Malgré le bon vouloir affirmé de la CNDP et de sa CPDP, la poursuite de ce débat public paraît bien fragile. La prochaine réunion publique non seulement est décalée dans le temps mais a changé de lieu, "pour des raisons d'accès et de sécurité par crainte de dérapages", précise L'Est Républicain, le quotidien local meusien. Absent de cette table-ronde, le Collectif contre l'enfouissement des déchets radioactifs (Cedra) soutient qu'un réel "progrès démocratique considérable serait de revenir à l'essence même de la démocratie : des choix faits pour et par le peuple". Il a justifié son refus d'y participer par sa vocation : faire reconnaître la nécessité "de déclarer un moratoire dans le projet d'enfouissement et la suspension du calendrier". Jusqu'au terme du débat sur la transition énergétique, suggère le président d'Asodedra, une association des Vosges "qui n'a pas appelé au boycott" du débat et n'a pu répondre favorablement à l'invitation de la CPDP dans un délai aussi bref.
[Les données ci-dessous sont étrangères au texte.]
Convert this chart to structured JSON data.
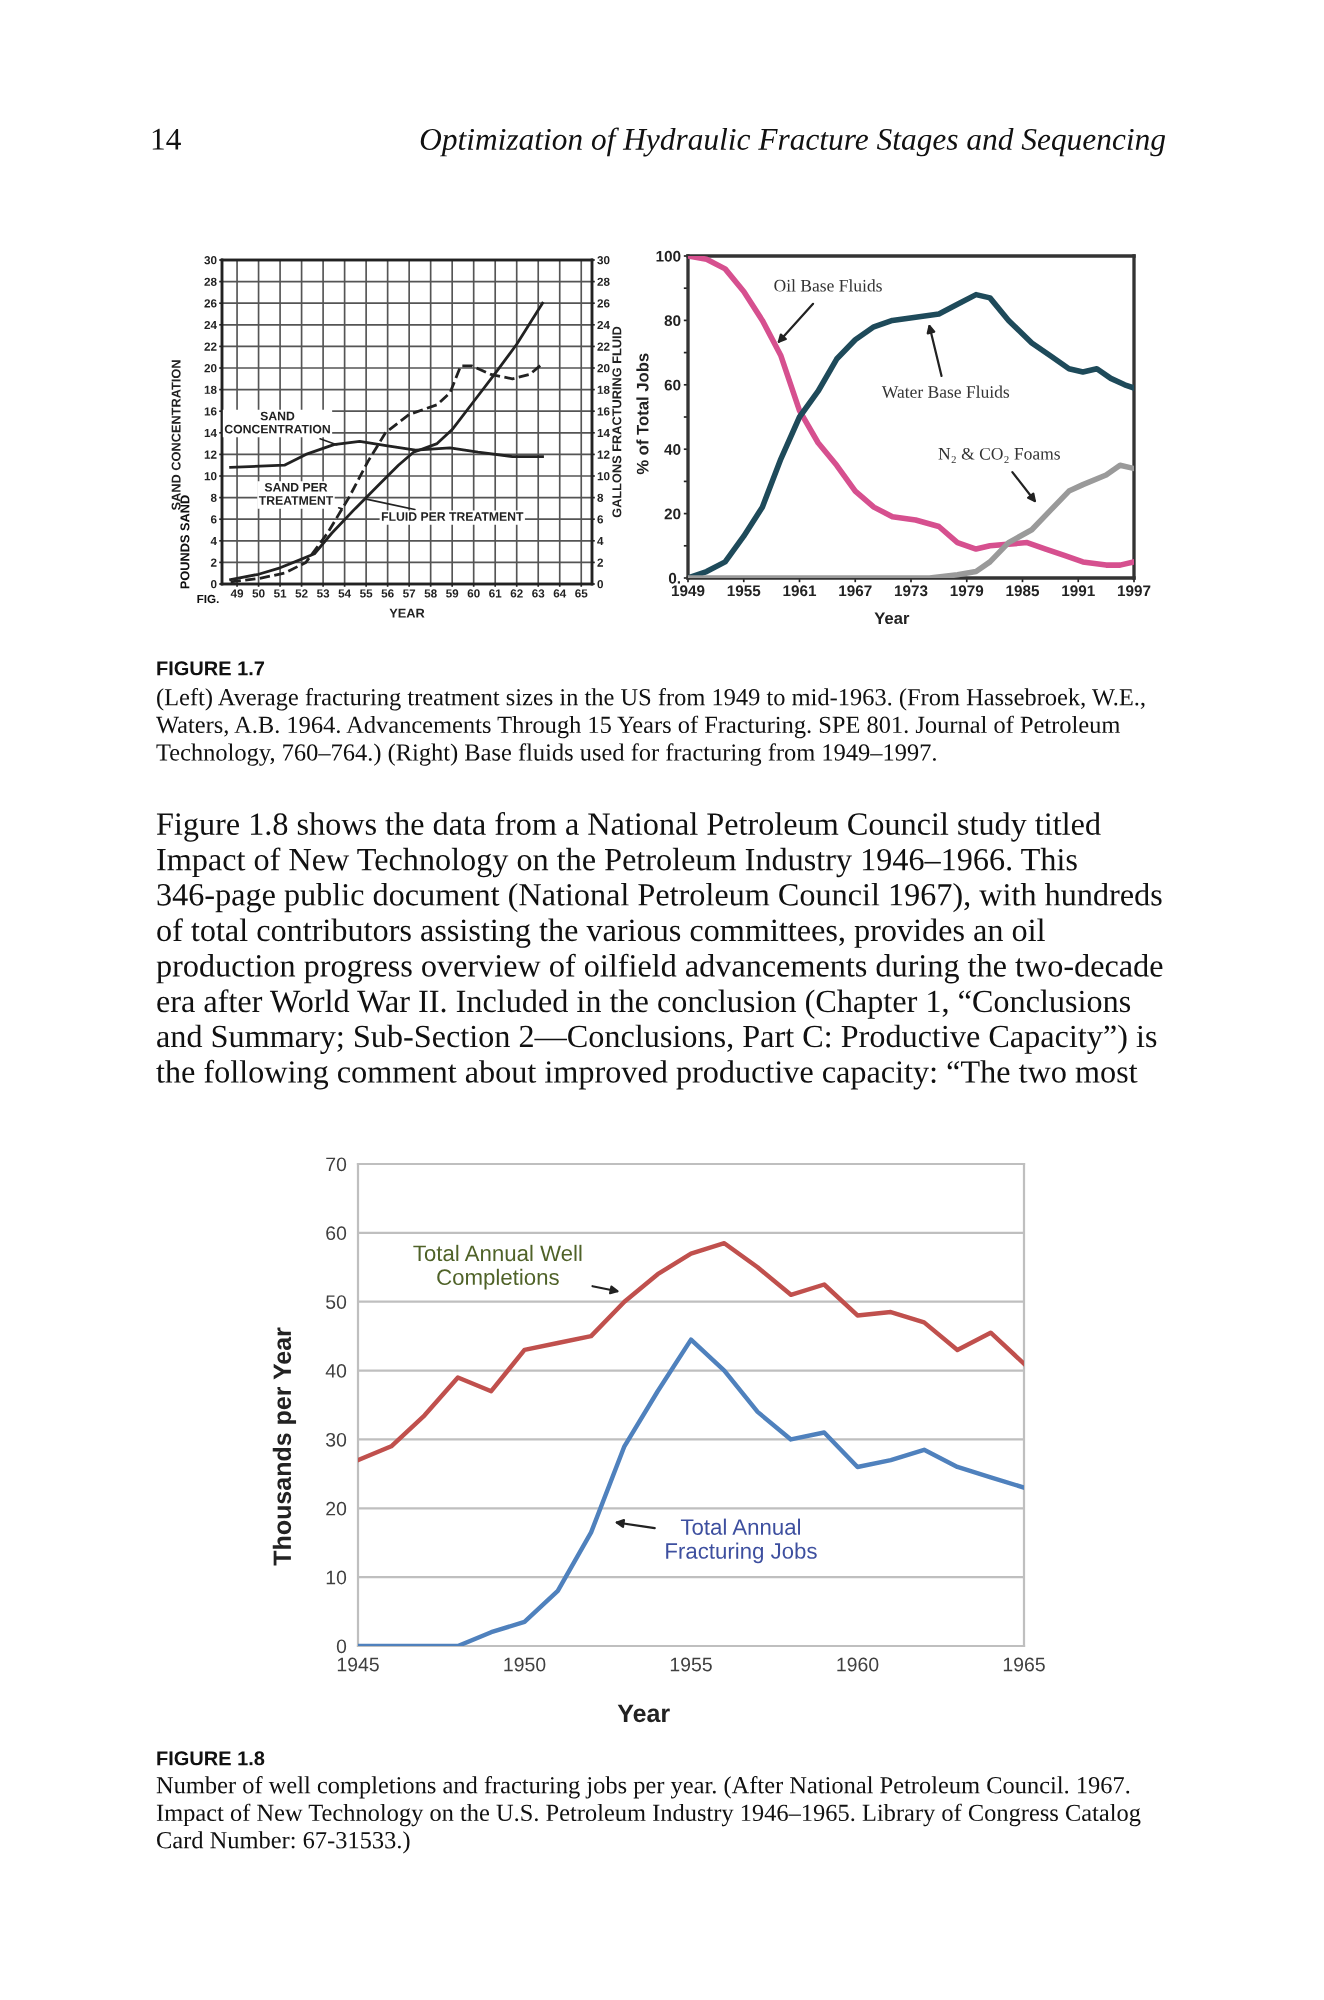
{
  "chart_data": [
    {
      "type": "line",
      "xlabel": "YEAR",
      "ylabel": "SAND CONCENTRATION",
      "y2label": "GALLONS FRACTURING FLUID",
      "annotations": [
        "14",
        "Optimization of Hydraulic Fracture Stages and Sequencing",
        "POUNDS SAND",
        "FIG."
      ],
      "xlim": [
        48.3,
        65.5
      ],
      "xticks": [
        49,
        50,
        51,
        52,
        53,
        54,
        55,
        56,
        57,
        58,
        59,
        60,
        61,
        62,
        63,
        64,
        65
      ],
      "ylim": [
        0,
        30
      ],
      "yticks": [
        0,
        2,
        4,
        6,
        8,
        10,
        12,
        14,
        16,
        18,
        20,
        22,
        24,
        26,
        28,
        30
      ],
      "y2lim": [
        0,
        30
      ],
      "y2ticks": [
        0,
        2,
        4,
        6,
        8,
        10,
        12,
        14,
        16,
        18,
        20,
        22,
        24,
        26,
        28,
        30
      ],
      "grid": true,
      "series": [
        {
          "name": "FLUID PER TREATMENT",
          "color": "#222222",
          "line_style": "solid",
          "x": [
            48.7,
            50,
            51,
            52,
            52.6,
            53.4,
            54.5,
            55.5,
            56.5,
            57.2,
            58.3,
            59,
            60,
            61,
            62,
            63.2
          ],
          "values": [
            0.4,
            0.9,
            1.5,
            2.3,
            2.8,
            4.7,
            7,
            9,
            11,
            12.2,
            13,
            14.3,
            16.9,
            19.5,
            22.2,
            26
          ]
        },
        {
          "name": "SAND PER TREATMENT",
          "color": "#222222",
          "line_style": "dashed",
          "x": [
            48.7,
            50,
            51.2,
            52.2,
            53.2,
            54.2,
            55.1,
            55.9,
            57,
            58.3,
            58.9,
            59.4,
            59.9,
            60.8,
            61.8,
            62.6,
            63.2
          ],
          "values": [
            0.2,
            0.5,
            1,
            2,
            4.7,
            8,
            11.4,
            14,
            15.7,
            16.6,
            17.7,
            20.2,
            20.2,
            19.4,
            19,
            19.4,
            20.4
          ]
        },
        {
          "name": "SAND CONCENTRATION",
          "color": "#222222",
          "line_style": "solid",
          "x": [
            48.7,
            51.2,
            52.2,
            53.5,
            54.7,
            56,
            57.3,
            58.9,
            60.2,
            61.8,
            63.2
          ],
          "values": [
            10.8,
            11,
            12,
            12.9,
            13.2,
            12.8,
            12.4,
            12.6,
            12.2,
            11.8,
            11.8
          ]
        }
      ]
    },
    {
      "type": "line",
      "xlabel": "Year",
      "ylabel": "% of Total Jobs",
      "annotations": [
        "FIGURE 1.7",
        "(Left) Average fracturing treatment sizes in the US from 1949 to mid-1963. (From Hassebroek, W.E., Waters, A.B. 1964. Advancements Through 15 Years of Fracturing. SPE 801. Journal of Petroleum Technology, 760–764.) (Right) Base fluids used for fracturing from 1949–1997."
      ],
      "xlim": [
        1949,
        1997
      ],
      "xticks": [
        1949,
        1955,
        1961,
        1967,
        1973,
        1979,
        1985,
        1991,
        1997
      ],
      "ylim": [
        0,
        100
      ],
      "yticks": [
        {
          "value": 0,
          "label": "0."
        },
        {
          "value": 10,
          "label": null
        },
        20,
        {
          "value": 30,
          "label": null
        },
        40,
        {
          "value": 50,
          "label": null
        },
        60,
        {
          "value": 70,
          "label": null
        },
        80,
        {
          "value": 90,
          "label": null
        },
        100
      ],
      "series": [
        {
          "name": "Oil Base Fluids",
          "color": "#d6508f",
          "x": [
            1949,
            1951,
            1953,
            1955,
            1957,
            1959,
            1961,
            1963,
            1965,
            1967,
            1969,
            1971,
            1973.5,
            1976,
            1978,
            1980,
            1981.5,
            1985.5,
            1987.5,
            1989.5,
            1991.5,
            1994,
            1995.5,
            1997
          ],
          "values": [
            100,
            99,
            96,
            89,
            80,
            69,
            52,
            42,
            35,
            27,
            22,
            19,
            18,
            16,
            11,
            9,
            10,
            11,
            9,
            7,
            5,
            4,
            4,
            5
          ]
        },
        {
          "name": "Water Base Fluids",
          "color": "#1e4a5a",
          "x": [
            1949,
            1951,
            1953,
            1955,
            1957,
            1959,
            1961,
            1963,
            1965,
            1967,
            1969,
            1971,
            1973.5,
            1976,
            1978,
            1980,
            1981.5,
            1983.5,
            1986,
            1988,
            1990,
            1991.5,
            1993,
            1994.5,
            1996,
            1997
          ],
          "values": [
            0,
            2,
            5,
            13,
            22,
            37,
            50,
            58,
            68,
            74,
            78,
            80,
            81,
            82,
            85,
            88,
            87,
            80,
            73,
            69,
            65,
            64,
            65,
            62,
            60,
            59
          ]
        },
        {
          "name": "N₂ & CO₂ Foams",
          "color": "#9a9a9a",
          "x": [
            1949,
            1975,
            1978,
            1980,
            1981.5,
            1983.5,
            1986,
            1988,
            1990,
            1991.5,
            1994,
            1995.5,
            1997
          ],
          "values": [
            0,
            0,
            1,
            2,
            5,
            11,
            15,
            21,
            27,
            29,
            32,
            35,
            34
          ]
        }
      ]
    },
    {
      "type": "line",
      "xlabel": "Year",
      "ylabel": "Thousands per Year",
      "annotations": [
        "Figure 1.8 shows the data from a National Petroleum Council study titled Impact of New Technology on the Petroleum Industry 1946–1966. This 346-page public document (National Petroleum Council 1967), with hundreds of total contributors assisting the various committees, provides an oil production progress overview of oilfield advancements during the two-decade era after World War II. Included in the conclusion (Chapter 1, “Conclusions and Summary; Sub-Section 2—Conclusions, Part C: Productive Capacity”) is the following comment about improved productive capacity: “The two most",
        "FIGURE 1.8",
        "Number of well completions and fracturing jobs per year. (After National Petroleum Council. 1967. Impact of New Technology on the U.S. Petroleum Industry 1946–1965. Library of Congress Catalog Card Number: 67-31533.)"
      ],
      "x": [
        1945,
        1946,
        1947,
        1948,
        1949,
        1950,
        1951,
        1952,
        1953,
        1954,
        1955,
        1956,
        1957,
        1958,
        1959,
        1960,
        1961,
        1962,
        1963,
        1964,
        1965
      ],
      "xlim": [
        1945,
        1965
      ],
      "xticks": [
        1945,
        1950,
        1955,
        1960,
        1965
      ],
      "ylim": [
        0,
        70
      ],
      "yticks": [
        0,
        10,
        20,
        30,
        40,
        50,
        60,
        70
      ],
      "grid": "y",
      "series": [
        {
          "name": "Total Annual Well Completions",
          "color": "#c0504d",
          "values": [
            27,
            29,
            33.5,
            39,
            37,
            43,
            44,
            45,
            50,
            54,
            57,
            58.5,
            55,
            51,
            52.5,
            48,
            48.5,
            47,
            43,
            45.5,
            41
          ]
        },
        {
          "name": "Total Annual Fracturing Jobs",
          "color": "#4f81bd",
          "values": [
            0,
            0,
            0,
            0,
            2,
            3.5,
            8,
            16.5,
            29,
            37,
            44.5,
            40,
            34,
            30,
            31,
            26,
            27,
            28.5,
            26,
            24.5,
            23
          ]
        }
      ]
    }
  ]
}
Des débats publics à repenser ?
La liste des personnes invitées non présentes à la table-ronde révèle au final un fort taux d'abstention général (42%), notamment des parlementaires invités. Cela dénote un climat peu favorable à la participation citoyenne et fait écho aux conclusions du rapport sur les Autorités Administratives Indépendantes du député René Dosière : laisser à la CNDP la compétence pour l'organisation des seuls débats d'intérêt local ou régional (infrastructure de transport...), et confier l'organisation des grands débats d'ampleur nationale au Parlement. "Une institution semblable à l'Office parlementaire d'évaluation des choix scientifiques et techniques (OPECST) pourrait être créée à cette fin", précise-t-il. Cette vision future de la CNDP pourtant contradictoire à celle de l'avis formulé par le Centre d'analyse stratégique témoigne d'un climat favorable à la participation représentative (parlementaire) lors des démarches de concertation sur les projets d'aménagements ayant des impacts sur l'environnement. Le dernier rapport de l'OPECST sur les gaz de schiste illustre d'ailleurs bien cette tendance au désintérêt de la démocratie participative.